List Out Your Current Medications
Your doctor will also want to know about any other medications you’re taking and other medical conditions, including if you’re pregnant or planning to become pregnant. They will also want to discuss your overall health maintenance, including scheduled vaccinations, as Crohn’s can put you at higher risk for infections like influenza or pneumonia.
Think About Your Goals
Finally, and most importantly, come prepared to discuss the goals you’d like to achieve. “Not the medical things, but what is it in their life that they’re not happy with or they’re not doing because of [Crohn’s],” said Dr. Hudesman. “I think that’s also important to bring up to the doctor.” Based on this information, your doctor may be able to tailor your treatment or provide advice to help you achieve these goals.
Questions to Ask
While Crohn’s remains a chronic condition, there are many medications and treatments available to help manage symptoms—from anti-inflammatory and immunosuppressant drugs, to immunomodulators, antibiotics, biologics, and surgery to remove the part of the infected intestine, expand narrowed parts of the intestine, or remove scar tissue.
Every patient is different—for every patient who prefers to remain on medical treatment, there’s another patient who would prefer to avoid the side effects of medication and opt for surgery. “Some of our biologics and medications work very well, but they do have significant side effects,” said Dr. Hudesman. “One option is to give your patient all these strong medications with side effects, or another option is…why don’t we take that out and they’re back to themselves. Now, you might need medication after that to prevent it from coming back…[but] the point is, surgery shouldn’t be looked at as a failure of therapy, and it should be in the discussion of what is the appropriate treatment for that patient.”

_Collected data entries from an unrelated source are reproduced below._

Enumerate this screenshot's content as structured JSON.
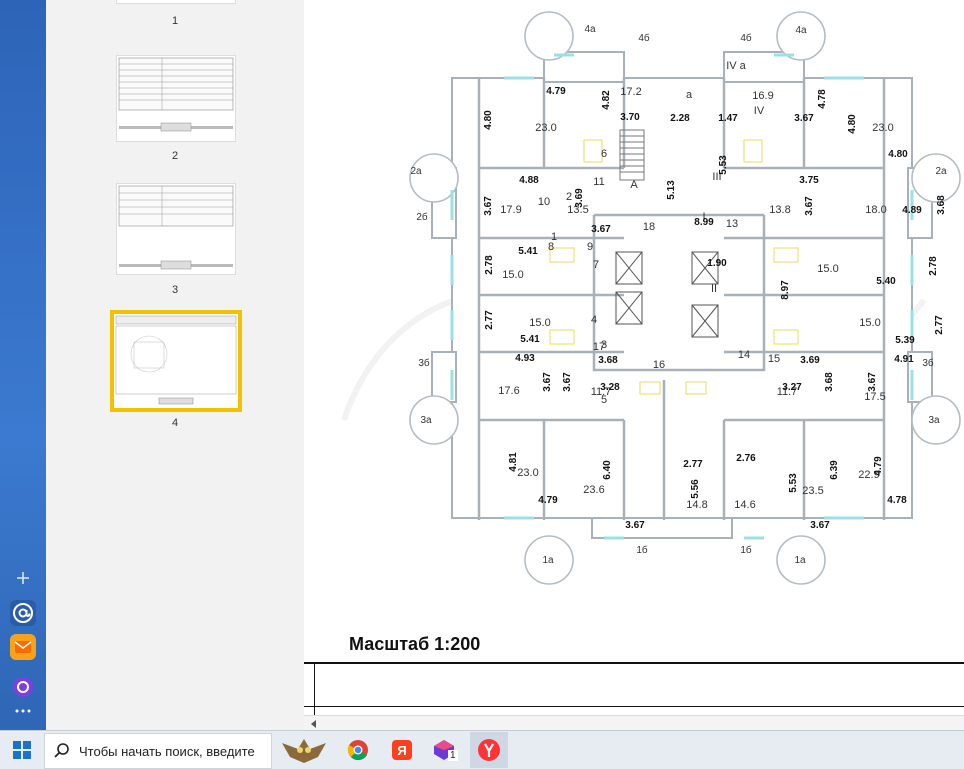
{
  "thumbnails": [
    {
      "label": "1",
      "selected": false
    },
    {
      "label": "2",
      "selected": false
    },
    {
      "label": "3",
      "selected": false
    },
    {
      "label": "4",
      "selected": true
    }
  ],
  "plan": {
    "stair_labels": [
      "IV a",
      "a",
      "A",
      "I",
      "II",
      "III",
      "IV"
    ],
    "room_numbers": [
      "1",
      "2",
      "3",
      "4",
      "5",
      "6",
      "7",
      "8",
      "9",
      "10",
      "11",
      "13",
      "14",
      "15",
      "16",
      "17",
      "18"
    ],
    "balcony_labels": [
      "4a",
      "4б",
      "4б",
      "4a",
      "2a",
      "2б",
      "2б",
      "2a",
      "3б",
      "3a",
      "3б",
      "3a",
      "1a",
      "1б",
      "1б",
      "1a"
    ],
    "area_labels": [
      "17.2",
      "23.0",
      "16.9",
      "23.0",
      "17.9",
      "13.5",
      "13.8",
      "18.0",
      "15.0",
      "15.0",
      "15.0",
      "15.0",
      "17.6",
      "11.7",
      "11.7",
      "17.5",
      "23.0",
      "23.6",
      "14.8",
      "14.6",
      "23.5",
      "22.9"
    ],
    "dimension_labels": [
      "4.79",
      "4.82",
      "4.80",
      "3.70",
      "2.28",
      "1.47",
      "5.53",
      "4.78",
      "3.67",
      "4.80",
      "4.80",
      "4.88",
      "3.67",
      "3.69",
      "3.67",
      "5.13",
      "8.99",
      "3.75",
      "3.67",
      "4.89",
      "3.68",
      "5.41",
      "2.78",
      "1.90",
      "8.97",
      "5.40",
      "2.78",
      "2.77",
      "5.41",
      "5.39",
      "2.77",
      "4.93",
      "3.68",
      "3.69",
      "4.91",
      "3.67",
      "3.67",
      "3.68",
      "3.67",
      "3.28",
      "3.27",
      "4.81",
      "6.40",
      "2.77",
      "2.76",
      "6.39",
      "4.79",
      "5.56",
      "5.53",
      "4.79",
      "4.78",
      "3.67",
      "3.67"
    ]
  },
  "scale_label": "Масштаб 1:200",
  "taskbar": {
    "search_placeholder": "Чтобы начать поиск, введите",
    "badge_count": "1"
  },
  "colors": {
    "selection": "#f2c100",
    "wall": "#a8b0b8",
    "window_line": "#9be0e6",
    "furniture": "#e9e37a"
  },
  "icons": [
    "plus-icon",
    "mail-at-icon",
    "envelope-icon",
    "alice-icon",
    "more-icon",
    "windows-icon",
    "search-icon",
    "owl-widget-icon",
    "chrome-icon",
    "yandex-icon",
    "office-icon",
    "yandex-browser-icon"
  ]
}
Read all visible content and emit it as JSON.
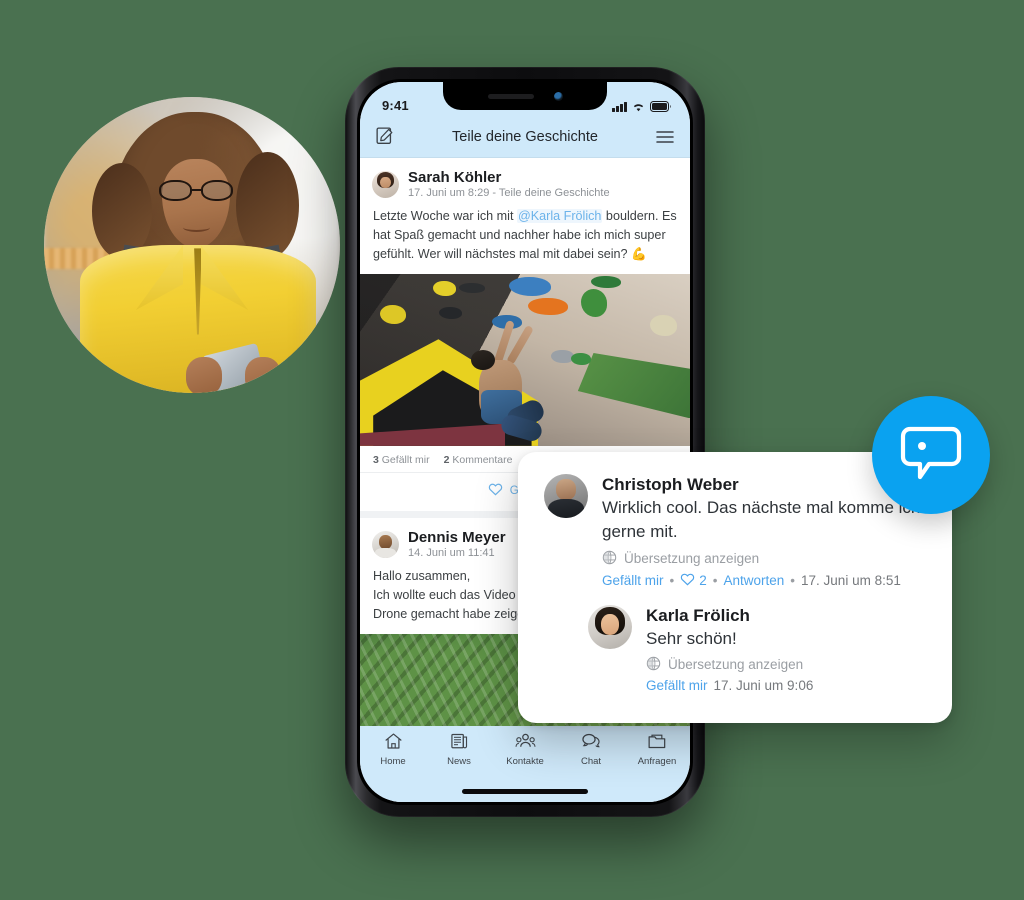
{
  "theme": {
    "page_background": "#4a7150",
    "header_blue": "#cfe9fa",
    "accent_blue": "#4da3ea",
    "fab_blue": "#0aa2f0"
  },
  "photo": {
    "alt": "smiling-woman-with-curly-hair-holding-phone"
  },
  "phone": {
    "status_bar": {
      "time": "9:41",
      "signal_icon": "cellular-bars-icon",
      "wifi_icon": "wifi-icon",
      "battery_icon": "battery-icon"
    },
    "header": {
      "compose_icon": "compose-icon",
      "title": "Teile deine Geschichte",
      "menu_icon": "hamburger-menu-icon"
    },
    "feed": {
      "posts": [
        {
          "author": "Sarah Köhler",
          "meta": "17. Juni um 8:29 - Teile deine Geschichte",
          "text_before": "Letzte Woche war ich mit ",
          "mention": "@Karla Frölich",
          "text_after": " bouldern. Es hat Spaß gemacht und nachher habe ich mich super gefühlt. Wer will nächstes mal mit dabei sein? 💪",
          "image_alt": "bouldering-climbing-wall-photo",
          "likes_count": "3",
          "likes_label": "Gefällt mir",
          "comments_count": "2",
          "comments_label": "Kommentare",
          "action_label": "Gefällt mir",
          "action_icon": "heart-icon"
        },
        {
          "author": "Dennis Meyer",
          "meta": "14. Juni um 11:41",
          "text_line1": "Hallo zusammen,",
          "text_line2": "Ich wollte euch das Video",
          "text_line3": "Drone gemacht habe zeigen",
          "image_alt": "aerial-rice-terraces-photo"
        }
      ]
    },
    "tabbar": [
      {
        "label": "Home",
        "icon": "home-icon"
      },
      {
        "label": "News",
        "icon": "newspaper-icon"
      },
      {
        "label": "Kontakte",
        "icon": "contacts-people-icon"
      },
      {
        "label": "Chat",
        "icon": "chat-bubble-icon"
      },
      {
        "label": "Anfragen",
        "icon": "folder-icon"
      }
    ]
  },
  "comment_card": {
    "comments": [
      {
        "author": "Christoph Weber",
        "text": "Wirklich cool. Das nächste mal komme ich gerne mit.",
        "translate_icon": "globe-icon",
        "translate_label": "Übersetzung anzeigen",
        "like_label": "Gefällt mir",
        "heart_icon": "heart-icon",
        "heart_count": "2",
        "reply_label": "Antworten",
        "timestamp": "17. Juni um 8:51",
        "separator": "•"
      },
      {
        "author": "Karla Frölich",
        "text": "Sehr schön!",
        "translate_icon": "globe-icon",
        "translate_label": "Übersetzung anzeigen",
        "like_label": "Gefällt mir",
        "timestamp": "17. Juni um 9:06"
      }
    ]
  },
  "fab": {
    "icon": "chat-bubble-icon",
    "label": "chat"
  }
}
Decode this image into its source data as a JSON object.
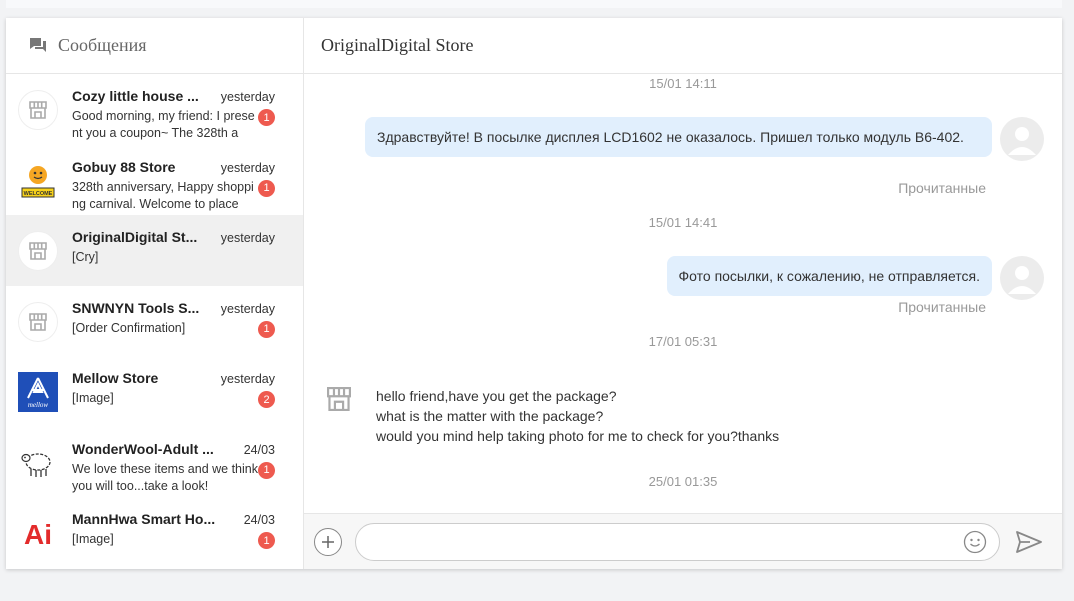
{
  "sidebar": {
    "title": "Сообщения",
    "conversations": [
      {
        "name": "Cozy little house ...",
        "time": "yesterday",
        "preview": "Good morning, my friend: I present you a coupon~ The 328th a",
        "badge": "1",
        "avatar": "store-icon"
      },
      {
        "name": "Gobuy 88 Store",
        "time": "yesterday",
        "preview": "328th anniversary, Happy shopping carnival. Welcome to place",
        "badge": "1",
        "avatar": "welcome-logo",
        "avatar_text": "WELCOME"
      },
      {
        "name": "OriginalDigital St...",
        "time": "yesterday",
        "preview": "[Cry]",
        "badge": "",
        "avatar": "store-icon"
      },
      {
        "name": "SNWNYN Tools S...",
        "time": "yesterday",
        "preview": "[Order Confirmation]",
        "badge": "1",
        "avatar": "store-icon"
      },
      {
        "name": "Mellow Store",
        "time": "yesterday",
        "preview": "[Image]",
        "badge": "2",
        "avatar": "mellow-logo",
        "avatar_text": "mellow"
      },
      {
        "name": "WonderWool-Adult ...",
        "time": "24/03",
        "preview": "We love these items and we think you will too...take a look!",
        "badge": "1",
        "avatar": "sheep-logo"
      },
      {
        "name": "MannHwa Smart Ho...",
        "time": "24/03",
        "preview": "[Image]",
        "badge": "1",
        "avatar": "ai-logo",
        "avatar_text": "Ai"
      }
    ]
  },
  "chat": {
    "title": "OriginalDigital Store",
    "ts1": "15/01 14:11",
    "msg1": "Здравствуйте! В посылке дисплея LCD1602 не оказалось. Пришел только модуль В6-402.",
    "read1": "Прочитанные",
    "ts2": "15/01 14:41",
    "msg2": "Фото посылки, к сожалению, не отправляется.",
    "read2": "Прочитанные",
    "ts3": "17/01 05:31",
    "msg3_line1": "hello friend,have you get the package?",
    "msg3_line2": "what is the matter with the package?",
    "msg3_line3": "would you mind help taking photo for me to check for you?thanks",
    "ts4": "25/01 01:35"
  },
  "composer": {
    "placeholder": ""
  },
  "colors": {
    "badge": "#ee5a4f",
    "bubble_out": "#e1effd",
    "active_row": "#f0f0f0"
  }
}
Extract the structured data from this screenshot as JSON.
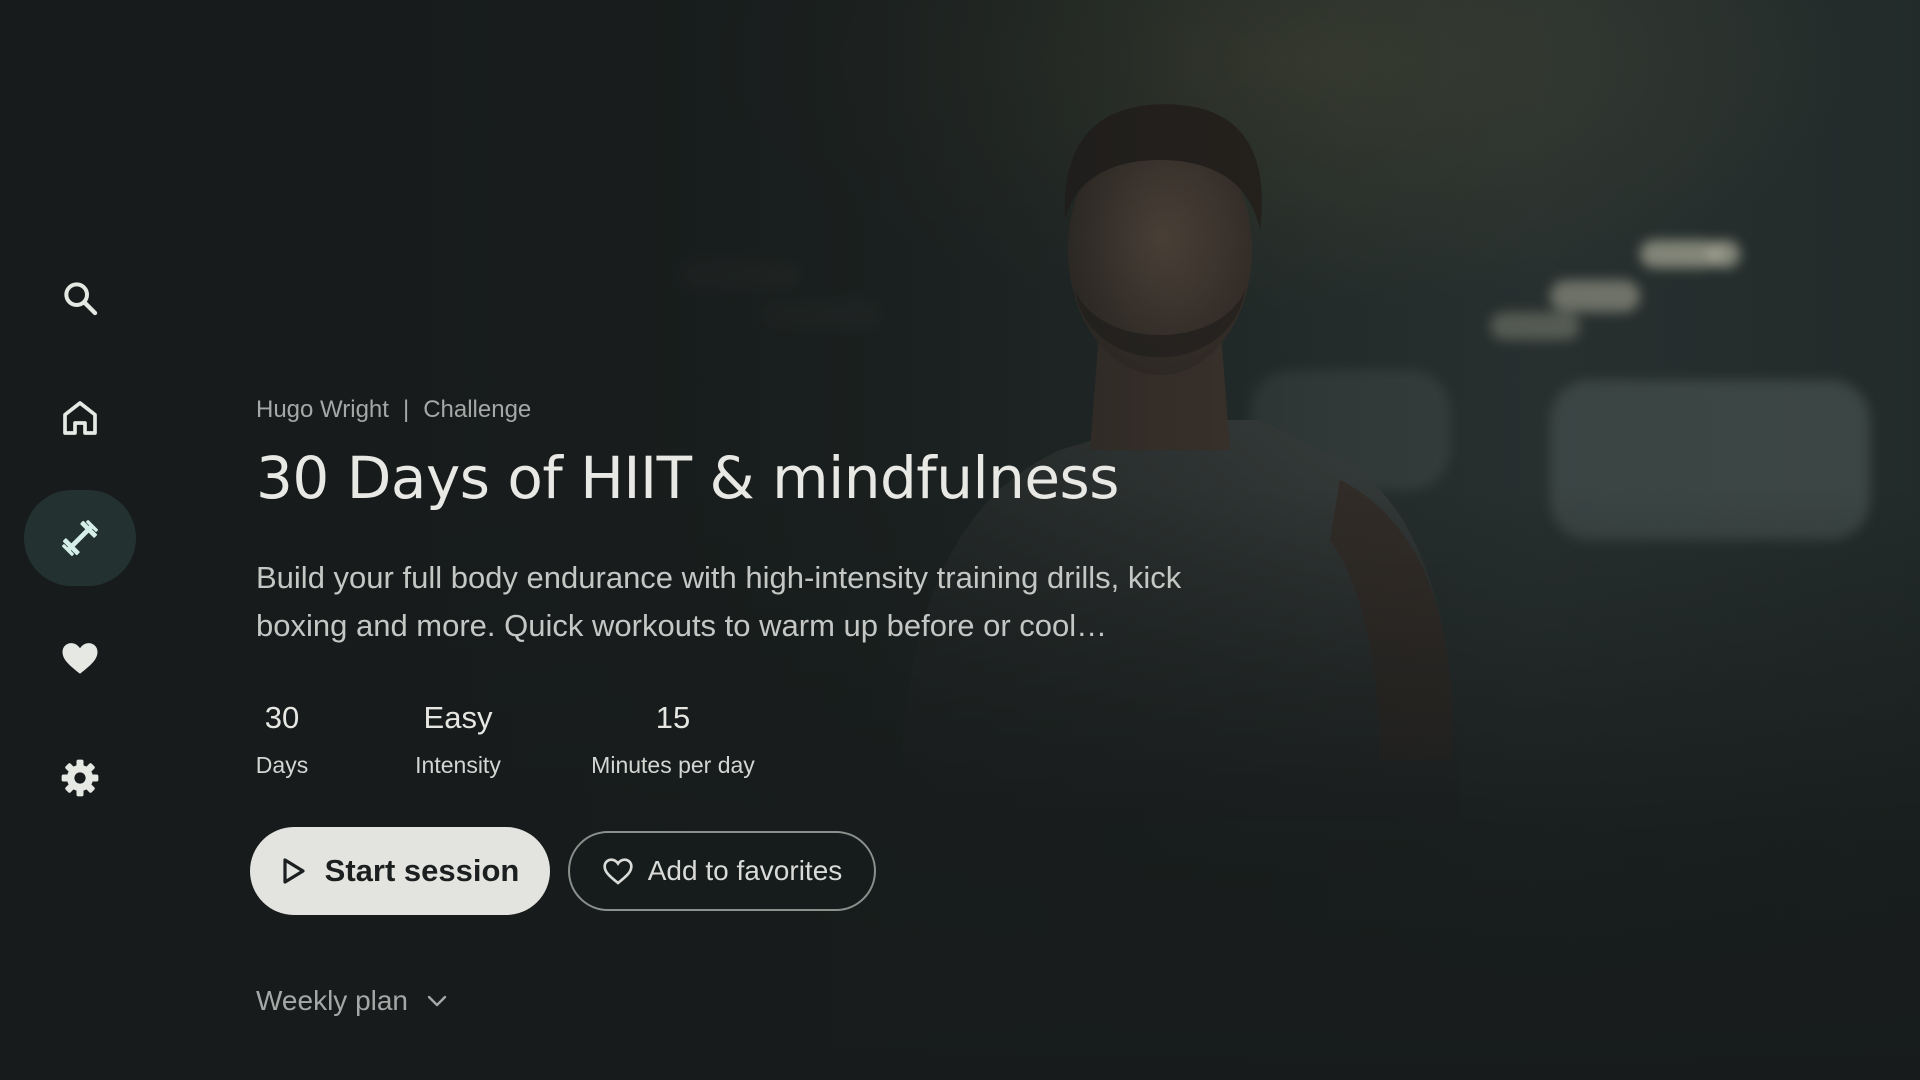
{
  "nav": {
    "items": [
      {
        "icon": "search-icon",
        "active": false
      },
      {
        "icon": "home-icon",
        "active": false
      },
      {
        "icon": "dumbbell-icon",
        "active": true
      },
      {
        "icon": "heart-icon",
        "active": false
      },
      {
        "icon": "settings-icon",
        "active": false
      }
    ]
  },
  "hero": {
    "instructor": "Hugo Wright",
    "separator": "|",
    "category": "Challenge",
    "title": "30 Days of HIIT & mindfulness",
    "description": "Build your full body endurance with high-intensity training drills, kick boxing and more. Quick workouts to warm up before or cool…"
  },
  "stats": [
    {
      "value": "30",
      "label": "Days"
    },
    {
      "value": "Easy",
      "label": "Intensity"
    },
    {
      "value": "15",
      "label": "Minutes per day"
    }
  ],
  "actions": {
    "start_label": "Start session",
    "start_icon": "play-icon",
    "favorite_label": "Add to favorites",
    "favorite_icon": "heart-outline-icon"
  },
  "weekly_plan": {
    "label": "Weekly plan",
    "icon": "chevron-down-icon"
  },
  "colors": {
    "background": "#171b1b",
    "active_nav": "#233230",
    "primary_button": "#e3e4e0",
    "icon": "#e6e8e4"
  }
}
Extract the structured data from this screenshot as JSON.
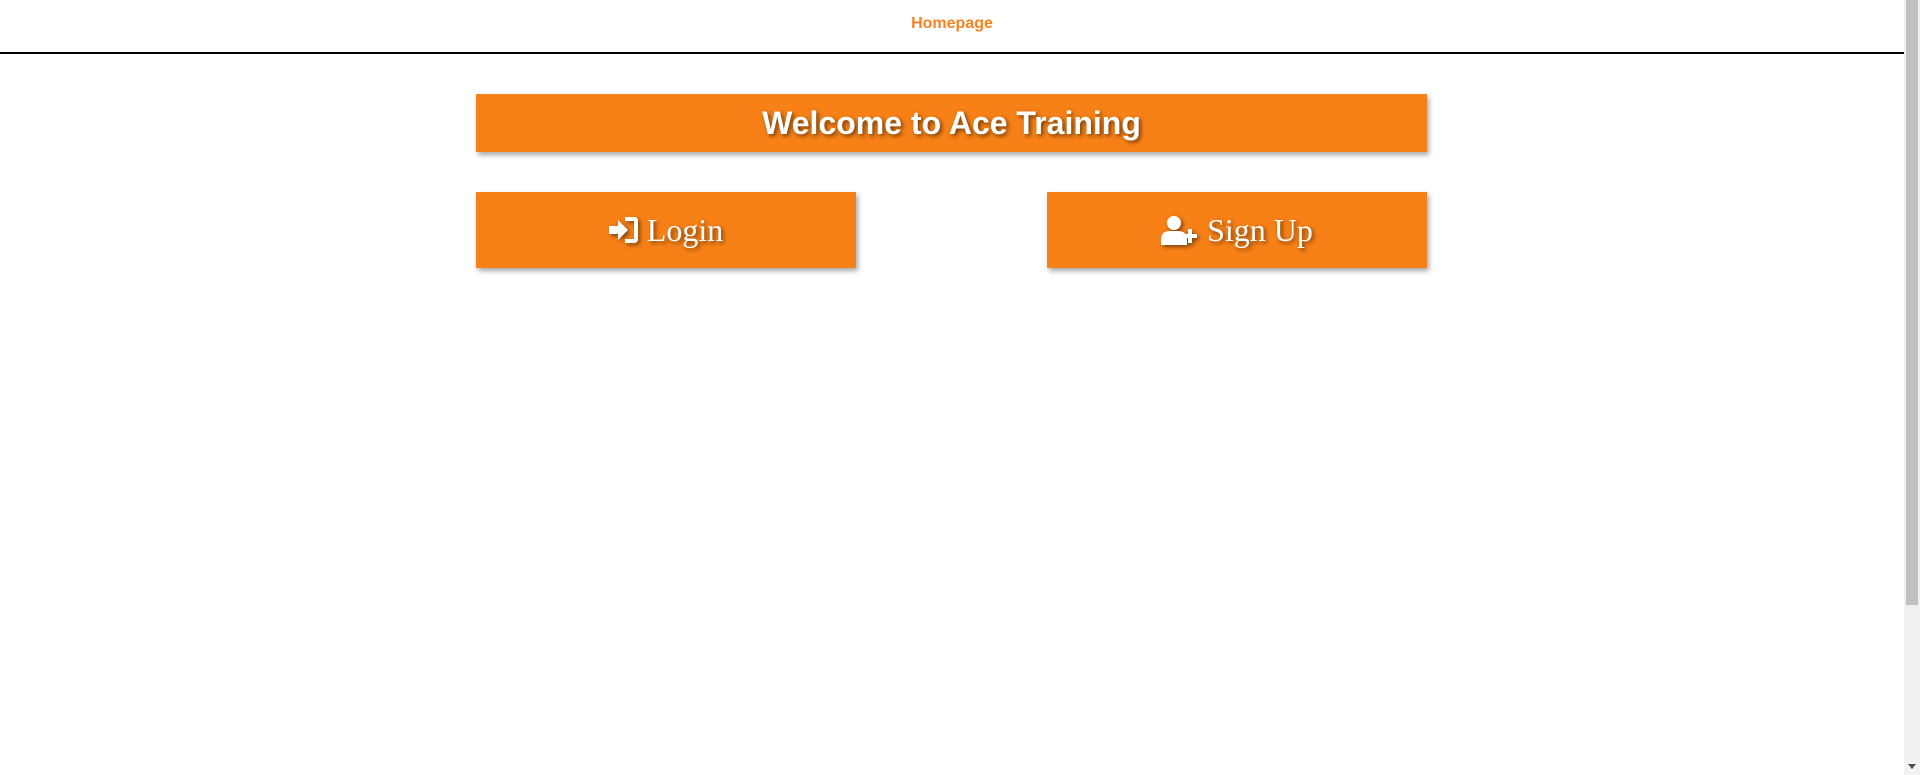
{
  "nav": {
    "homepage_label": "Homepage"
  },
  "banner": {
    "title": "Welcome to Ace Training"
  },
  "actions": {
    "login": {
      "label": "Login",
      "icon": "sign-in-icon"
    },
    "signup": {
      "label": "Sign Up",
      "icon": "user-plus-icon"
    }
  },
  "colors": {
    "accent": "#f78117",
    "nav_link": "#f58220",
    "text_on_accent": "#ffffff"
  }
}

As you consider your treatment options, remember to keep the lines of communication open with your gastroenterologist. Begin to educate yourself about the disease through books or by visiting reputable websites, says Dr. Hudesman. And ask questions to make sure you understand your disease, the options available, and how it may impact your day-to-day life. The following is a list of questions that Dr. Hudesman suggests you ask your doctor:
- Why do I have Crohn’s disease?
- How severe is my disease? Where is it, and what type do I have?
- What is the long-term effect of having Crohn’s?
- What are my treatment options?
- What kind of medication is this and what are the side effects?
- How do I know if my treatment is working?
- How long will symptom relief last?
- What if I want children?
- Will my children inherit Crohn’s?
- Can I help manage Crohn’s through the right diet and exercise?
- What other lifestyle modifications can help?
- How do I know if my Crohn’s is getting worse?
- If my Crohn’s gets worse, is surgery my only option?
- How often should I see the doctor to help manage my symptoms?
- What resources or support groups are available?
Remember, the ultimate goal of treatment is to ensure that you have a high quality of life. Life with Crohn’s can be difficult, but it also can be full and rewarding. Developing open, honest communication with the right physician is your first step toward achieving this goal. “From the doctor’s perspective, adherence to the medication and compliance with medication is a very big issue, especially if [patients] are planning on getting pregnant, or they’re young and they don’t feel like taking all these pills,” said Dr. Hudesman. “Speaking with the doctor about those issues but also having goals—quality of life goals—are very important and, I think, [something] a lot of people overlook.”